ME (from inside a well I fell into 3 days ago): all is well lol
FARMER: lol
ME: seriously though I think I broke my leg
I already tried new things thanks.
*drops trash in front of roomba* eat, little one. save your strength. we ride at dawn
If I ever go missing and theres a big search party out looking for me, you can save time by not looking at any gyms.
my favorite posts on fb are the people who apologize for not having be on in a while and nobody cares that they’re back
Sometimes I like to mess with my husband and say things like “Honey, please hand me a waffle knife” and watch him panic.
[at a fire sale]
Me: one fire, please
God: when they’re stressed their hair will start to fall out
Angel: nice, like the unsightly body hairs they hate?
God: lol no no no, the hair on their head
Angel: [under breath] i miss satan
If I see a parked car with one of those stick figure family things, I always add a sticker of myself to it and then just wait in the car.
🎵 Papa, just killed this toy
Stomped my foot against its head
Batteries fell out, now it’s dead Papa, playtime had just begun
But now I’ll go and throw tantrums all day…🎵-If “Bohemian Rhapsody” was remade to fit my toddler’s mood.
“Some people put a ton of research into their fantasy football team but I don’t get crazy with it” -my bf using two monitors with 3 spreadsheets and 10 tabs open
Use your whole data plan each month. There are children in China that have no data plan
The first step to forgiveness is realizing that the other person is stupid.

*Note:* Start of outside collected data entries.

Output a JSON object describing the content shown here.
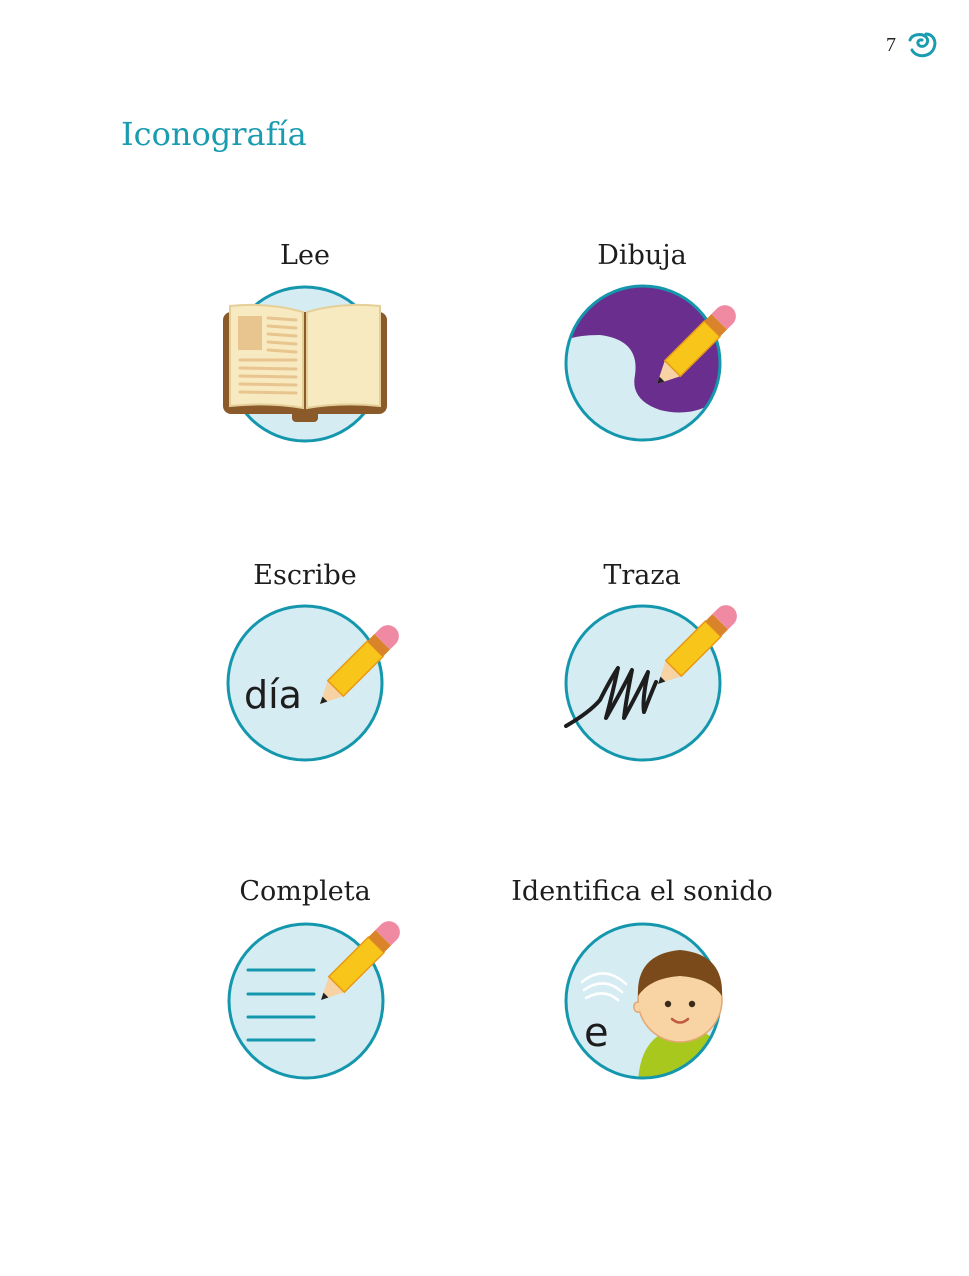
{
  "page": {
    "number": "7",
    "title": "Iconografía"
  },
  "icons": [
    {
      "label": "Lee",
      "icon": "book-icon"
    },
    {
      "label": "Dibuja",
      "icon": "draw-pencil-icon"
    },
    {
      "label": "Escribe",
      "icon": "write-pencil-icon",
      "sample_text": "día"
    },
    {
      "label": "Traza",
      "icon": "trace-pencil-icon"
    },
    {
      "label": "Completa",
      "icon": "complete-lines-icon"
    },
    {
      "label": "Identifica el sonido",
      "icon": "listening-child-icon",
      "sample_text": "e"
    }
  ],
  "colors": {
    "accent": "#1a9cb0",
    "circle_fill": "#d6ecf3",
    "circle_stroke": "#1497ad",
    "pencil": "#f8c51a",
    "eraser": "#f08aa3",
    "purple": "#6a2f8e",
    "shirt": "#a8c81e"
  }
}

tinder, huh? back in my day if you wanted a girl to notice you, you had to dress like a gargoyle and cling to the roof of her parents’ home
My walk of shame is putting back the 9 boxes of assorted cereals that my wife found in the grocery cart.
Anybody looking for skeletons for Halloween decorations, there’s still a few complete ones in my yard.
If my boss suddenly revealed that he’d been Sacha Baron Cohen this whole time everything about my job would make a lot more sense
*makes airplane noise*
*swings arm around*
*slides chapstick across your chapped lips*
Me: A coworker called me ‘Papa Hemingway’ today.
Her: Because of your beard?
Me: Well it wasn’t because of my Nobel in Literature.
I wish the guy who made the vacuum cord would chat with the guys that make phone chargers.